Manufacturers in and around Sheridan will receive $48,000 from a Wyoming Business Council program to purchase materials needed to produce medical gowns and face masks.
During a WBC meeting April 28, the council approved Sheridan’s request for a federal grant from a rarely used category of Community Development Block Grant to supply the Wyoming Technology Coronavirus Coalition (WTCC) and WyoMakers with raw materials needed to produce personal protective equipment (PPE).
The equipment will be distributed to Wyoming’s emergency management services, a council spokesperson said.
“This category of Community Development Block Grant — imminent threat or urgent need — is not used very often,” said Julie Kozlowski, the WBC Community Development director. “It usually applies to natural disasters.”
Earlier in April, the WBC approved a $250,000 grant for the Town of Mills under the same category to fund the manufacture of hand sanitizer by a collective of Wyoming distillers.
Prior to COVID-19, Kozlowski said the last time she could remember the council approving an imminent threat grant was for flooding in northern Wyoming about a decade ago.
“What impressed me most about this application is the team spirit of the applicants,” Kozlowski said. “It’s heartwarming to see business owners and individuals want to do something so selflessly for the cause.”
While the grant is being awarded to the city of Sheridan, the funds are intended for WTCC and WyoMakers.
Founded March 17, the WTCC was created as an effort to coordinate technological efforts to help with the state’s response to the pandemic.
“The idea is not to duplicate work efforts and solutions, but to use the power of our collective minds to share ideas, initiatives, and resources,” WTCC founder Eric Trowbridge said in a news release.
WyoMakers is a group of people from around the state who manufacture items at various locations.

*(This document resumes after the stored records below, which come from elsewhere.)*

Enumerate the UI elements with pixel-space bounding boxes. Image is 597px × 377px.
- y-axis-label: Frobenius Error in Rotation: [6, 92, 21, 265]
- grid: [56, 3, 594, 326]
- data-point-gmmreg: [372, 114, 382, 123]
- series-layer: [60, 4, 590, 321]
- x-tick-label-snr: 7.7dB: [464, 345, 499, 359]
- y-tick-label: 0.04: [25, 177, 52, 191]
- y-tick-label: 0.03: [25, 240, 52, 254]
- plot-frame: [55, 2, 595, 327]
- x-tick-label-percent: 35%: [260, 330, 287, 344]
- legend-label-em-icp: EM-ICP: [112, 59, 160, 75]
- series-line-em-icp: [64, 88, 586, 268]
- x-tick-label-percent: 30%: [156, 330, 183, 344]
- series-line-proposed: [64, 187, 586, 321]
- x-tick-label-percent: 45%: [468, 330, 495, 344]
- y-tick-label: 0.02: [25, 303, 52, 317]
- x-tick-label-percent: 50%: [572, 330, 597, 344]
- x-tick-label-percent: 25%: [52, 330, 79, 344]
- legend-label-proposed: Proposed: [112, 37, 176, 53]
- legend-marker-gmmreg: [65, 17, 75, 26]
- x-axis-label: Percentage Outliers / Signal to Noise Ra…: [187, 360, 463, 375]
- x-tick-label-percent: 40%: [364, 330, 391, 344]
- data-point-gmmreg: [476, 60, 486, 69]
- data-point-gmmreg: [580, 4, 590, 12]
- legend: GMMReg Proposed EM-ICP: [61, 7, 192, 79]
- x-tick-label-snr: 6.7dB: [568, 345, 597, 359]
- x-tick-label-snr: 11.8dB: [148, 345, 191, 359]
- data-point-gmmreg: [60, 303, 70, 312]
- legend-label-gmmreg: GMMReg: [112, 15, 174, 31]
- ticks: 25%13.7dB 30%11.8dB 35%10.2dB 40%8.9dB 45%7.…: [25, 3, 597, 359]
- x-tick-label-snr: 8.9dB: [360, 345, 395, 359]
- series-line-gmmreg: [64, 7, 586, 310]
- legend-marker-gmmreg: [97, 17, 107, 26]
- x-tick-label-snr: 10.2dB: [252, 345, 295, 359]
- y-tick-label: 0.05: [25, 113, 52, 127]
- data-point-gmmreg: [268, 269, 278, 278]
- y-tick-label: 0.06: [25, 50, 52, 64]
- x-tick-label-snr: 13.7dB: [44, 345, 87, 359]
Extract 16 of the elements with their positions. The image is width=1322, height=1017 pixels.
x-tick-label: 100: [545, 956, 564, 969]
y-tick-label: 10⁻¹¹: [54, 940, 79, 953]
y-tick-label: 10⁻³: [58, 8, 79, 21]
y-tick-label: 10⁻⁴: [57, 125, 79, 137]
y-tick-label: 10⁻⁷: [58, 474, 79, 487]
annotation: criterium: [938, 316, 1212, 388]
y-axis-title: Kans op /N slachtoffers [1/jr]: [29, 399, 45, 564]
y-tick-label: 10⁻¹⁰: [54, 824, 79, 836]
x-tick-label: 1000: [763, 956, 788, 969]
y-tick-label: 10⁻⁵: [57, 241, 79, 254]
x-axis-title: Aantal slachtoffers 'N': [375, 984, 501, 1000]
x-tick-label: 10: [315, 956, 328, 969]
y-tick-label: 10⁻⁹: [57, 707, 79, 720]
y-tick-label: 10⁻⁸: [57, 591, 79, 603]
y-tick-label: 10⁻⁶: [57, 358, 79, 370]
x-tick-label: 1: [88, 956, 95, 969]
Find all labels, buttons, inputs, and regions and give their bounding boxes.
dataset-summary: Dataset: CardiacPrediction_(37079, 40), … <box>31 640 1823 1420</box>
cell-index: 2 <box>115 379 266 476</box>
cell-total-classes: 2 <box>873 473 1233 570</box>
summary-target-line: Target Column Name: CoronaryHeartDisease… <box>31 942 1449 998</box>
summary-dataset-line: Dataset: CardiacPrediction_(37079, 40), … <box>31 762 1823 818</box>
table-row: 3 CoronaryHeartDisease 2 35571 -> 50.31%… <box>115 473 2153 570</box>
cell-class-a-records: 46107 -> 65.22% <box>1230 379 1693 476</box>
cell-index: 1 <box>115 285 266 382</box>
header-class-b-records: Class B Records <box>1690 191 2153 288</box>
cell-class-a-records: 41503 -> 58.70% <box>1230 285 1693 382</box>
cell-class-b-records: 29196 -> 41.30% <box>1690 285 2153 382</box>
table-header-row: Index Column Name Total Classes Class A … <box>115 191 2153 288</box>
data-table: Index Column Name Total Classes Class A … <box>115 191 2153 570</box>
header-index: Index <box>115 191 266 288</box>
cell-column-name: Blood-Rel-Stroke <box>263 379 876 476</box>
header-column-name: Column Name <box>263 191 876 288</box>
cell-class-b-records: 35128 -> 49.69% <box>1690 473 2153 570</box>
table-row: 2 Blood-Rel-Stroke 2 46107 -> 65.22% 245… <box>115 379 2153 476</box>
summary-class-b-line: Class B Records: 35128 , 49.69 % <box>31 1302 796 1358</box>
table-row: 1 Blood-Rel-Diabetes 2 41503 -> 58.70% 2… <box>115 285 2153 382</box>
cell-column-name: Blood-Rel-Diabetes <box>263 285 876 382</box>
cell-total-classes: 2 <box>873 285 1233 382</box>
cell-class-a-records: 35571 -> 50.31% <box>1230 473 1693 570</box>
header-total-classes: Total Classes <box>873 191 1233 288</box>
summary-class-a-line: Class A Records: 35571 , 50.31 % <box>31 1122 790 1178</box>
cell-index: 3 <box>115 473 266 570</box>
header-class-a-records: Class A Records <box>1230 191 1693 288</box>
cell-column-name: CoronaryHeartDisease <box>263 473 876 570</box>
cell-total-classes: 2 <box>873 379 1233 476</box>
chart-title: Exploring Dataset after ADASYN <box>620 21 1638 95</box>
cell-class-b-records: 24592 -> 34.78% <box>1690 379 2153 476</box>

Members of the group manufactured and delivered more than 1,000 pieces of PPE prior to receiving the grant, a WBC news release reported. With funding from the block grant, the group plans to sew about 1,000 masks per week and 30,000 gowns during the next three months.
The PPEs produced with funds from the grant will be distributed to county emergency management teams as needed and free of charge, Kozlowski said.
“We didn’t set a particular timeline,” she explained. “Many of the applicants were manufacturing on their own dime already. It’s everyone’s assumption it will happen as quickly as possible.”